Objectives: To determine patient participation rates in outpatient cardiac rehabilitation (OCR) programs; ascertain the barriers to participation; and evaluate the quality of OCR programs.
Design and setting: Retrospective cohort study of patient separations from selected public and private Queensland hospitals; questionnaire survey of hospitals and all registered OCR programs.
Participants: Patients discharged with cardiac diagnoses between 1 July 1999 and 30 June 2000 from 31 hospitals (24 public; 7 private).
Main outcome measures: Rates of referral of hospitalised patients to OCR programs; rates of program attendance and completion; barriers to OCR referral and attendance.
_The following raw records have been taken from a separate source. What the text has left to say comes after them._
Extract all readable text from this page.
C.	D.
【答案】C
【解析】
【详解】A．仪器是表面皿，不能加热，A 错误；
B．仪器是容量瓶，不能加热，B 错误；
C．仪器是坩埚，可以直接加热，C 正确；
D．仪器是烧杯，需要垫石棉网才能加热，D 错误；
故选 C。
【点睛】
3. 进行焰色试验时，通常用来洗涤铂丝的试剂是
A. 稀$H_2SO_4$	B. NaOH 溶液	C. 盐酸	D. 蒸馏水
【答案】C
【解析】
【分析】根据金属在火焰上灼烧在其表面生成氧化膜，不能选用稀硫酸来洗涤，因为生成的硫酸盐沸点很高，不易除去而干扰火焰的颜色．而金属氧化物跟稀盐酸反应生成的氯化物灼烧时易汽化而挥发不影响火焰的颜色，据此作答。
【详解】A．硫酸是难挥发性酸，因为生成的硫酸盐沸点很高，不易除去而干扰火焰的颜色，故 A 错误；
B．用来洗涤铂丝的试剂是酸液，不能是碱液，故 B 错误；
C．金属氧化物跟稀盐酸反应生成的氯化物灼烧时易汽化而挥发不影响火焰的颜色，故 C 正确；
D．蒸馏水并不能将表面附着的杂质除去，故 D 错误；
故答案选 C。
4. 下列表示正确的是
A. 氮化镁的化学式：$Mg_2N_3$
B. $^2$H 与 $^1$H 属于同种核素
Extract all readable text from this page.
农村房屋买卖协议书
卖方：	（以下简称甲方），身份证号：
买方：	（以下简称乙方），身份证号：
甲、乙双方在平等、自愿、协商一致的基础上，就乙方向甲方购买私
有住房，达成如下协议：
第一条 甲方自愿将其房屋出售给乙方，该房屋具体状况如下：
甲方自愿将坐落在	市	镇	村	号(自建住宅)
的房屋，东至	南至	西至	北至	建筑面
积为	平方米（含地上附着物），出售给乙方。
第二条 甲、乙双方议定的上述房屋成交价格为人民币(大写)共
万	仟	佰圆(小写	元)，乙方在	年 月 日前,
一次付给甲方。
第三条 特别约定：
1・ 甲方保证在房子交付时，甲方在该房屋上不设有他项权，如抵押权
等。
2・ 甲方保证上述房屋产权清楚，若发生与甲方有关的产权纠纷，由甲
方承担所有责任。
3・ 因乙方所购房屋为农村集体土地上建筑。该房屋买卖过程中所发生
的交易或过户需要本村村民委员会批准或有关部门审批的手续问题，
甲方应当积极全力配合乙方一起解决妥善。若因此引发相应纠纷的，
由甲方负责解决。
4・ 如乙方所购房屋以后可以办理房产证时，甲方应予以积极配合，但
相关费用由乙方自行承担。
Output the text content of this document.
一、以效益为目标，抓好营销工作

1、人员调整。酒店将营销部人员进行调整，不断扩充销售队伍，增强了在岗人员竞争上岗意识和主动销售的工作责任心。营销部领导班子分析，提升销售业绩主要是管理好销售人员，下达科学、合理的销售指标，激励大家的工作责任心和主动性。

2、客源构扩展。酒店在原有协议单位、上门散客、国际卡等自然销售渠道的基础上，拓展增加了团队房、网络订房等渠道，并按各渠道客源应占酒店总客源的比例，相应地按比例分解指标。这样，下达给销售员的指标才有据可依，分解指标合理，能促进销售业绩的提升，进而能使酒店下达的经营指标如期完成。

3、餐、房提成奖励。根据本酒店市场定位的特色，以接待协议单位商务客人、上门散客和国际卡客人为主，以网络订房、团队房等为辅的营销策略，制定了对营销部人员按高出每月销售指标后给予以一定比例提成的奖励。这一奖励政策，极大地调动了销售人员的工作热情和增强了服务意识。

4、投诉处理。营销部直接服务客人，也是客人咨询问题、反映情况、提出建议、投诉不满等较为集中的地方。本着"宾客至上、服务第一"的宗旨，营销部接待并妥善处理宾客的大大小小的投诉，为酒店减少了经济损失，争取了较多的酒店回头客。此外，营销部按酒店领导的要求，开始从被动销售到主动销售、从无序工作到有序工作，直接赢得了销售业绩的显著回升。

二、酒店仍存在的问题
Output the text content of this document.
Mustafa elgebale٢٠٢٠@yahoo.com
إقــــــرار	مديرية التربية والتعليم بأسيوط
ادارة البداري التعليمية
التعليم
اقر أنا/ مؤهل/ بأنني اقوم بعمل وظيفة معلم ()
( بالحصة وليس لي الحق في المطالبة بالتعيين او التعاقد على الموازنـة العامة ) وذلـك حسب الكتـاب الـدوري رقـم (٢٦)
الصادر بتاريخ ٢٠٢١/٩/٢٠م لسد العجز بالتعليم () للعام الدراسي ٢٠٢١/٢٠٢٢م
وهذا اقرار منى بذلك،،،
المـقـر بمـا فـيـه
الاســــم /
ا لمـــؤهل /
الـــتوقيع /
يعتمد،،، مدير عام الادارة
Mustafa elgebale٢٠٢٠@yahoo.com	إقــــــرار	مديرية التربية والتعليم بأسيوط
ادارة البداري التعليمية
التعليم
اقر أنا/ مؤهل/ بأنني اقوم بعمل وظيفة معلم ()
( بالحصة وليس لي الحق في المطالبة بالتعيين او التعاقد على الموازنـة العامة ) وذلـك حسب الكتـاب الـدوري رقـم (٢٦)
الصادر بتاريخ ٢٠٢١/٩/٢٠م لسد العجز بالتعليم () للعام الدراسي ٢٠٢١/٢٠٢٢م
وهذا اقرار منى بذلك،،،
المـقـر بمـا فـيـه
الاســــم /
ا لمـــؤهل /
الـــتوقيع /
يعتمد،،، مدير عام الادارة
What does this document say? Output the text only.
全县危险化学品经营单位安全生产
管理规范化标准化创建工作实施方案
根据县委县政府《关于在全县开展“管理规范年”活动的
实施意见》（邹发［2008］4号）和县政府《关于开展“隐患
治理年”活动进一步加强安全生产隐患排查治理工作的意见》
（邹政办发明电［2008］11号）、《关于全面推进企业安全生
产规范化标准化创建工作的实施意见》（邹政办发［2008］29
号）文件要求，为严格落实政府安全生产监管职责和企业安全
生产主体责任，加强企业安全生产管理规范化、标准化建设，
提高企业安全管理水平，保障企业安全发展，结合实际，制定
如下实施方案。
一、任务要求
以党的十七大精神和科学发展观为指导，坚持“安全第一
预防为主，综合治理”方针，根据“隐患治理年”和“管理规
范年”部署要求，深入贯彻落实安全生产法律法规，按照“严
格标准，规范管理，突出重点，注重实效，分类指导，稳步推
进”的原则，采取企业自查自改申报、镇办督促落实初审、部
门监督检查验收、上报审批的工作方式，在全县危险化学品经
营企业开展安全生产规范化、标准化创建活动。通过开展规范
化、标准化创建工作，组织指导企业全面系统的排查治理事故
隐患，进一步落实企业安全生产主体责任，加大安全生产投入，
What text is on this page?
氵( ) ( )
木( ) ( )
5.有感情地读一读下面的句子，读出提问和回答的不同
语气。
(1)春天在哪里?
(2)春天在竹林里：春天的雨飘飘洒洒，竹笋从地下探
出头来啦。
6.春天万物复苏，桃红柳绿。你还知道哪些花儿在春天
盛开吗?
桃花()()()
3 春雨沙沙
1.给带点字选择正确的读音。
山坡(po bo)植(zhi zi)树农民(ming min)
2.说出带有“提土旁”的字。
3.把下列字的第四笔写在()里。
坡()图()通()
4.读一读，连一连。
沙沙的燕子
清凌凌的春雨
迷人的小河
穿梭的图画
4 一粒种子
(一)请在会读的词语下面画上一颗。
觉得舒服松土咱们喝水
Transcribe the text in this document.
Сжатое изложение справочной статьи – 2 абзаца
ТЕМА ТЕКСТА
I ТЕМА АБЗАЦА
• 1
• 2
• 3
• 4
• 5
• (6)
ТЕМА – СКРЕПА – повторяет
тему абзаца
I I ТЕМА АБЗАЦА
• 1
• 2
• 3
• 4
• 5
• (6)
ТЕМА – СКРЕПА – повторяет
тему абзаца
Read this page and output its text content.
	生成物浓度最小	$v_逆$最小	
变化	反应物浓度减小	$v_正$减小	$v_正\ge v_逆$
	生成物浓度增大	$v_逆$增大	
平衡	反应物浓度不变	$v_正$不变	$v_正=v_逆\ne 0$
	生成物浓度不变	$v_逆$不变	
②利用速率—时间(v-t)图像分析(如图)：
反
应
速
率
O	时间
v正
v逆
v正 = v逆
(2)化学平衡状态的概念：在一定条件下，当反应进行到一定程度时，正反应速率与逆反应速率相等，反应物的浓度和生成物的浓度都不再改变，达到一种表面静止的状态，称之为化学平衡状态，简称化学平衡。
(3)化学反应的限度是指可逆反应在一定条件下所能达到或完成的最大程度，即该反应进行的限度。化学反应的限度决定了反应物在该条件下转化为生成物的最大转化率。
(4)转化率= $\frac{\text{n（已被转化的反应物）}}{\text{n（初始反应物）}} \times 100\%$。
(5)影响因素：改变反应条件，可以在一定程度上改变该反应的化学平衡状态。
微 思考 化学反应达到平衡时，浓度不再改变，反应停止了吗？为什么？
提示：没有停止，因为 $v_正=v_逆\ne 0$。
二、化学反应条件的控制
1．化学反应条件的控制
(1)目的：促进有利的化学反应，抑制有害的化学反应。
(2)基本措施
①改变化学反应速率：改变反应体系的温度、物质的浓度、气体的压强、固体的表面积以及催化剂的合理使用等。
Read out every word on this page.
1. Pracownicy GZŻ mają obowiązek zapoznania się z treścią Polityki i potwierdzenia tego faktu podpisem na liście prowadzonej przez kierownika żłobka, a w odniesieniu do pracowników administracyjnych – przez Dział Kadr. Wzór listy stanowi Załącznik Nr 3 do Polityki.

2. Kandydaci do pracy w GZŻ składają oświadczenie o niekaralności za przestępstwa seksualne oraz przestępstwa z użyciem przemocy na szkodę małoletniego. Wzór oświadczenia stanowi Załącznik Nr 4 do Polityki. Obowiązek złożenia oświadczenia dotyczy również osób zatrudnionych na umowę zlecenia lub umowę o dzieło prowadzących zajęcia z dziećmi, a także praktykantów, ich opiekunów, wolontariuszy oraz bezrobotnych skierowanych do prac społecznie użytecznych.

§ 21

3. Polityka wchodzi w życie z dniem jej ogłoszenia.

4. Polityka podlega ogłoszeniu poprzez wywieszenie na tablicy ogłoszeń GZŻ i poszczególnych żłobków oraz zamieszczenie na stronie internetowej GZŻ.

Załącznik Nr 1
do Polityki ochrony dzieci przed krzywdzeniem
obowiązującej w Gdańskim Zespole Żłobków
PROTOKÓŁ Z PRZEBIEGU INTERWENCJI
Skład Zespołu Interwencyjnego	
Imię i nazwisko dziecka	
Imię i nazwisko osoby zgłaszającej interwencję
Results: 15 186 patients were discharged with cardiac diagnoses from participating hospitals, of whom 4346 (29%) were referred to an OCR program after discharge, compared with an estimated 59% (8895/15 186) of patients who were eligible for such a program. Proportionately more patients were referred from secondary (38% [1720/4500]) and private (52% [2116/4031]; P < 0.001) hospitals than from tertiary (25% [2626/10 686]) and public (20% [2230/11 155]) hospitals. Patients undergoing coronary revascularisation procedures comprised 35% of discharges, but accounted for 56% of all program attendances. Fewer than a third of all referred patients completed OCR programs, and only 39% of available OCR program places were fully utilised. Catchment populations of programs with unused places had excess coronary mortality.
Conclusion: There is significant underutilisation of facility-based OCR programs in Queensland. Procedures are required for identifying and referring eligible patients to existing programs and improving program compliance. Alternative OCR models are also required.